This year’s Man Booker Prize shortlist has opened a debate on the length of novels, with the chair of the judges the philosopher Kwame Anthony Appiah suggesting that some of the submissions for the £50,000 prize “needed more editing”.
The six titles (and their UK publishers) are Anna Burns’ Milkman (Faber), Esi Edugyan’s Washington Black (Serpent’s Tail), Daisy Johnson’s Everything Under (Jonathan Cape), Rachel Kushner’s The Mars Room (Jonathan Cape), Richard Powers’ The Overstory (William Heinemann) and Robin Robertson’s The Long Take (Picador).

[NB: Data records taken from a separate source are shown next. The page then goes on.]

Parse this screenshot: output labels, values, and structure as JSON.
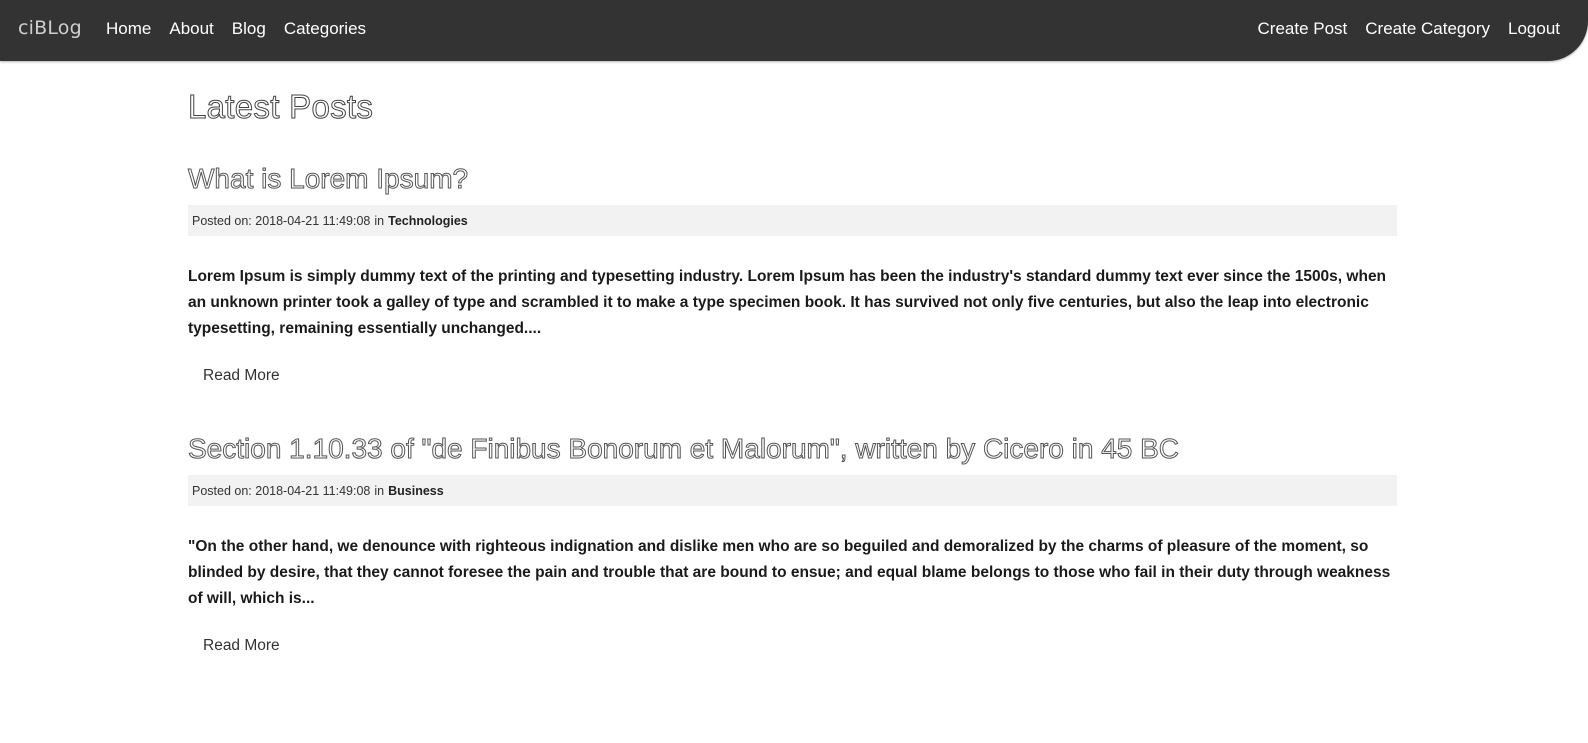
{
  "navbar": {
    "brand": "ciBLog",
    "left_links": [
      "Home",
      "About",
      "Blog",
      "Categories"
    ],
    "right_links": [
      "Create Post",
      "Create Category",
      "Logout"
    ]
  },
  "main": {
    "title": "Latest Posts",
    "posts": [
      {
        "title": "What is Lorem Ipsum?",
        "posted_prefix": "Posted on: 2018-04-21 11:49:08",
        "in_label": "in",
        "category": "Technologies",
        "excerpt": "Lorem Ipsum is simply dummy text of the printing and typesetting industry. Lorem Ipsum has been the industry's standard dummy text ever since the 1500s, when an unknown printer took a galley of type and scrambled it to make a type specimen book. It has survived not only five centuries, but also the leap into electronic typesetting, remaining essentially unchanged....",
        "read_more": "Read More"
      },
      {
        "title": "Section 1.10.33 of \"de Finibus Bonorum et Malorum\", written by Cicero in 45 BC",
        "posted_prefix": "Posted on: 2018-04-21 11:49:08",
        "in_label": "in",
        "category": "Business",
        "excerpt": "\"On the other hand, we denounce with righteous indignation and dislike men who are so beguiled and demoralized by the charms of pleasure of the moment, so blinded by desire, that they cannot foresee the pain and trouble that are bound to ensue; and equal blame belongs to those who fail in their duty through weakness of will, which is...",
        "read_more": "Read More"
      }
    ]
  }
}
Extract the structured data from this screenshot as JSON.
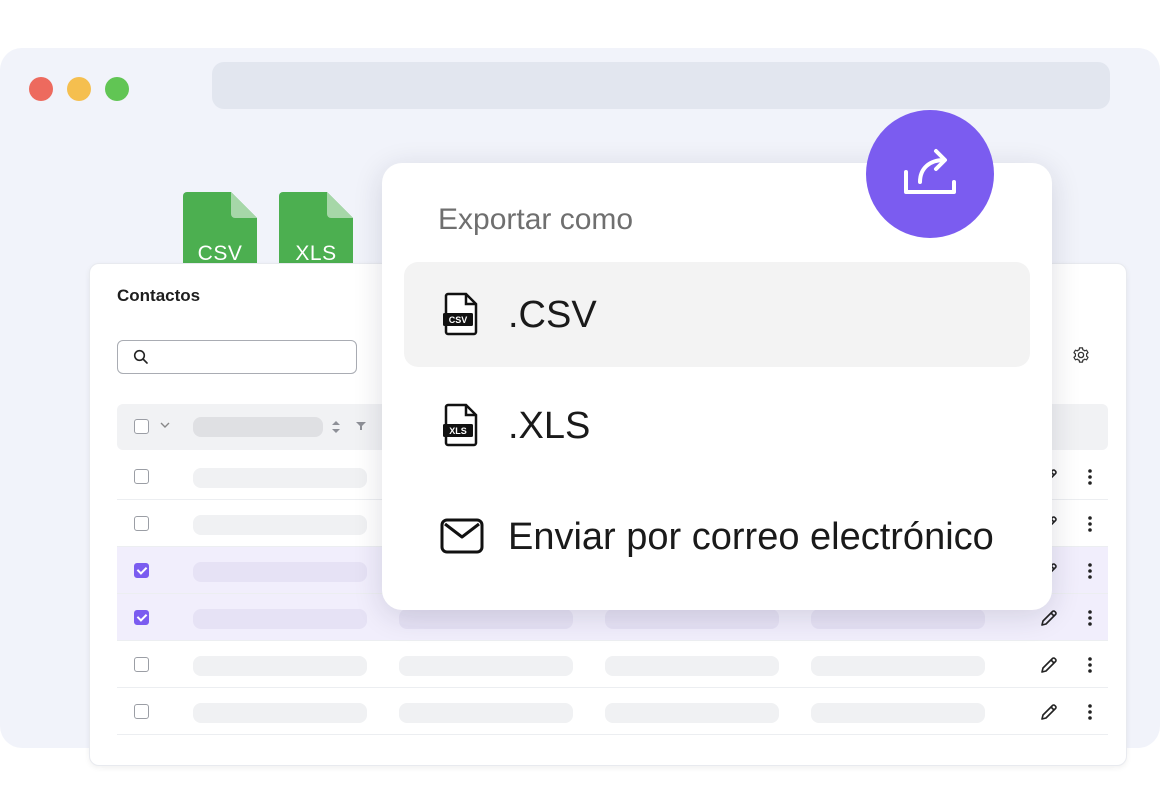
{
  "window": {
    "controls": [
      "close",
      "minimize",
      "maximize"
    ]
  },
  "files": [
    {
      "label": "CSV",
      "color": "#4caf50"
    },
    {
      "label": "XLS",
      "color": "#4caf50"
    }
  ],
  "contacts": {
    "title": "Contactos",
    "search": {
      "placeholder": "",
      "icon": "search-icon"
    },
    "settings_icon": "gear-icon",
    "rows": [
      {
        "selected": false
      },
      {
        "selected": false
      },
      {
        "selected": true
      },
      {
        "selected": true
      },
      {
        "selected": false
      },
      {
        "selected": false
      }
    ]
  },
  "export_menu": {
    "title": "Exportar como",
    "options": [
      {
        "label": ".CSV",
        "icon": "csv-file-icon",
        "badge": "CSV",
        "highlighted": true
      },
      {
        "label": ".XLS",
        "icon": "xls-file-icon",
        "badge": "XLS",
        "highlighted": false
      },
      {
        "label": "Enviar por correo electrónico",
        "icon": "mail-icon",
        "highlighted": false
      }
    ],
    "action_icon": "share-export-icon"
  },
  "colors": {
    "accent": "#7b5cf0",
    "file_green": "#4caf50",
    "selected_row": "#f1eefc"
  }
}
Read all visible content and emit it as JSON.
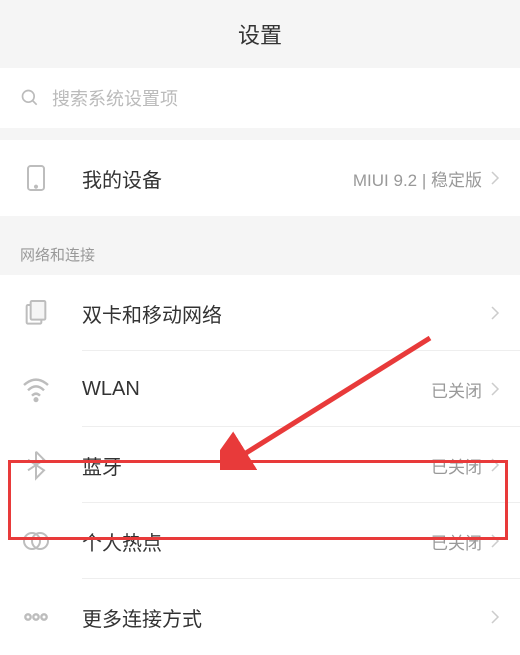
{
  "header": {
    "title": "设置"
  },
  "search": {
    "placeholder": "搜索系统设置项"
  },
  "device": {
    "label": "我的设备",
    "value": "MIUI 9.2 | 稳定版"
  },
  "section_network": {
    "header": "网络和连接",
    "items": [
      {
        "label": "双卡和移动网络",
        "value": ""
      },
      {
        "label": "WLAN",
        "value": "已关闭"
      },
      {
        "label": "蓝牙",
        "value": "已关闭"
      },
      {
        "label": "个人热点",
        "value": "已关闭"
      },
      {
        "label": "更多连接方式",
        "value": ""
      }
    ]
  },
  "colors": {
    "highlight": "#e83a3a",
    "icon_inactive": "#bdbdbd",
    "text_primary": "#333333",
    "text_secondary": "#999999"
  }
}
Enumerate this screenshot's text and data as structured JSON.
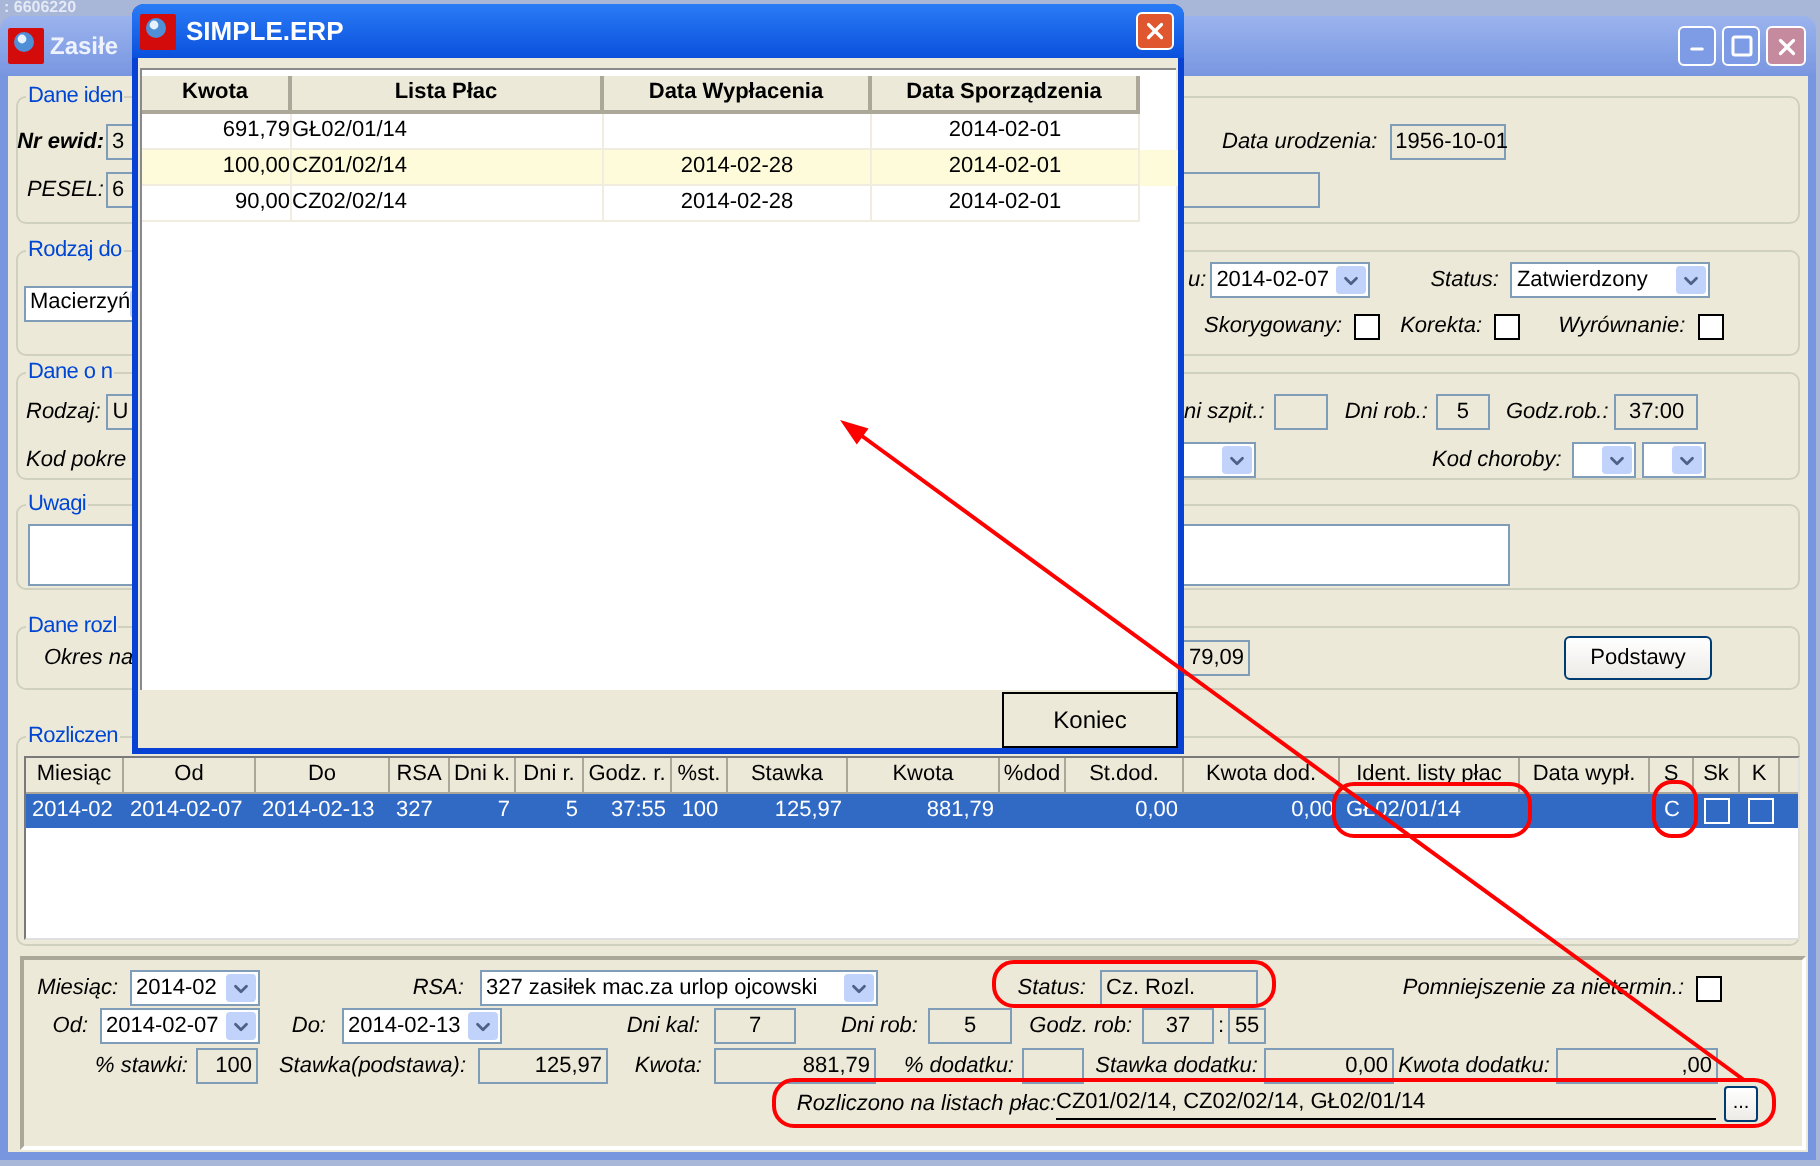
{
  "background_text": ": 6606220",
  "main_window": {
    "title": "Zasiłe",
    "identity": {
      "legend": "Dane iden",
      "nr_ewid_label": "Nr ewid:",
      "nr_ewid_value": "3",
      "pesel_label": "PESEL:",
      "pesel_value": "6",
      "birth_date_label": "Data urodzenia:",
      "birth_date_value": "1956-10-01"
    },
    "benefit_type": {
      "legend": "Rodzaj do",
      "type_value": "Macierzyń",
      "date_label": "u:",
      "date_value": "2014-02-07",
      "status_label": "Status:",
      "status_value": "Zatwierdzony",
      "flags": [
        {
          "label": "Skorygowany:",
          "checked": false
        },
        {
          "label": "Korekta:",
          "checked": false
        },
        {
          "label": "Wyrównanie:",
          "checked": false
        }
      ]
    },
    "absence": {
      "legend": "Dane o n",
      "kind_label": "Rodzaj:",
      "kind_value": "U",
      "code_label": "Kod pokre",
      "hospital_days_label": "ni szpit.:",
      "work_days_label": "Dni rob.:",
      "work_days_value": "5",
      "work_hours_label": "Godz.rob.:",
      "work_hours_value": "37:00",
      "disease_code_label": "Kod choroby:"
    },
    "notes": {
      "legend": "Uwagi"
    },
    "settlement_data": {
      "legend": "Dane rozl",
      "period_label": "Okres na",
      "amount_value": "79,09",
      "button": "Podstawy"
    },
    "settlements": {
      "legend": "Rozliczen",
      "columns": [
        "Miesiąc",
        "Od",
        "Do",
        "RSA",
        "Dni k.",
        "Dni r.",
        "Godz. r.",
        "%st.",
        "Stawka",
        "Kwota",
        "%dod",
        "St.dod.",
        "Kwota dod.",
        "Ident. listy płac",
        "Data wypł.",
        "S",
        "Sk",
        "K"
      ],
      "rows": [
        {
          "selected": true,
          "month": "2014-02",
          "from": "2014-02-07",
          "to": "2014-02-13",
          "rsa": "327",
          "cal_days": "7",
          "work_days": "5",
          "hours": "37:55",
          "rate_pct": "100",
          "rate": "125,97",
          "amount": "881,79",
          "extra_rate": "0,00",
          "extra_amount": "0,00",
          "payroll": "GŁ02/01/14",
          "status": "C",
          "sk_checked": false,
          "k_checked": false
        }
      ]
    },
    "details": {
      "month_label": "Miesiąc:",
      "month": "2014-02",
      "rsa_label": "RSA:",
      "rsa": "327 zasiłek mac.za urlop ojcowski",
      "status_label": "Status:",
      "status": "Cz. Rozl.",
      "reduction_label": "Pomniejszenie za nietermin.:",
      "reduction_checked": false,
      "from_label": "Od:",
      "from": "2014-02-07",
      "to_label": "Do:",
      "to": "2014-02-13",
      "cal_days_label": "Dni kal:",
      "cal_days": "7",
      "work_days_label": "Dni rob:",
      "work_days": "5",
      "hours_label": "Godz. rob:",
      "hours": "37",
      "time_separator": ":",
      "minutes": "55",
      "rate_pct_label": "% stawki:",
      "rate_pct": "100",
      "base_label": "Stawka(podstawa):",
      "base": "125,97",
      "amount_label": "Kwota:",
      "amount": "881,79",
      "extra_pct_label": "% dodatku:",
      "extra_rate_label": "Stawka dodatku:",
      "extra_rate": "0,00",
      "extra_amount_label": "Kwota dodatku:",
      "extra_amount": ",00",
      "settled_label": "Rozliczono na listach płac:",
      "settled_value": "CZ01/02/14, CZ02/02/14, GŁ02/01/14",
      "more_button": "..."
    }
  },
  "dialog": {
    "title": "SIMPLE.ERP",
    "columns": [
      "Kwota",
      "Lista Płac",
      "Data Wypłacenia",
      "Data Sporządzenia"
    ],
    "rows": [
      {
        "amount": "691,79",
        "payroll": "GŁ02/01/14",
        "created": "2014-02-01",
        "selected": false
      },
      {
        "amount": "100,00",
        "payroll": "CZ01/02/14",
        "paid": "2014-02-28",
        "created": "2014-02-01",
        "selected": true
      },
      {
        "amount": "90,00",
        "payroll": "CZ02/02/14",
        "paid": "2014-02-28",
        "created": "2014-02-01",
        "selected": false
      }
    ],
    "button": "Koniec"
  }
}
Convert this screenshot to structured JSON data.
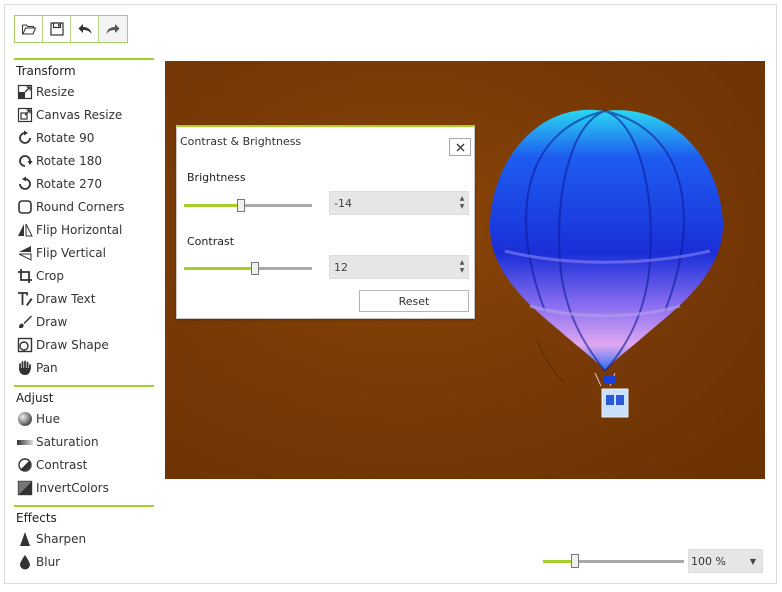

At 500 pages Powers’ The Overstory has been described as a “majestic redwood” of a novel. The judges clearly felt that in its case, every page earned its place. But speaking more widely about general submissions Appiah said: “We occasionally felt that inside the book we read was a better one, sometimes a thinner one, wildly signalling to be let out. We’re all writers as well as readers and we all value the work of editors. There were times when we felt this editorial role could have been, shall we say, more energetically performed.”
He added: “This is not a complaint against the very idea of the long immersive read. One of the books on our shortlist is very long indeed [Richard Powers’ The Overstory] and we thought it earned its length… but the chastening pencil has its role and subtraction can be as potent as addition.”
His fellow judge, the crime novelist Val McDermid wondered whether “young editors coming through are not necessarily getting the kind of training and experience-building apprenticeship that happened when I was starting out, for example”. The other judges this year were the cultural critic Leo Robson, the feminist writer and critic Jacqueline Rose; and the artist and graphic novelist Leanne Shapton.
The debate led to an editorial in the Guardian which noted the phenomenon of ‘book inflation’. ‘The last part of Karl Ove Knausgard’s My Struggle runs to almost 1200 pages, and Paul Auster’s most recent novel 4321 is almost as long as his previous three books put together,’ the paper said. ‘[Those who approve] may credit increased boldness and mastery of material. The unimpressed blame growing authorial egos.’
What is excellent for the industry is the increased publicity for books that such debates bring – and the winner of this year’s Man Booker Prize, whatever its length, will be announced on Tuesday, 16 October at London’s Guildhall.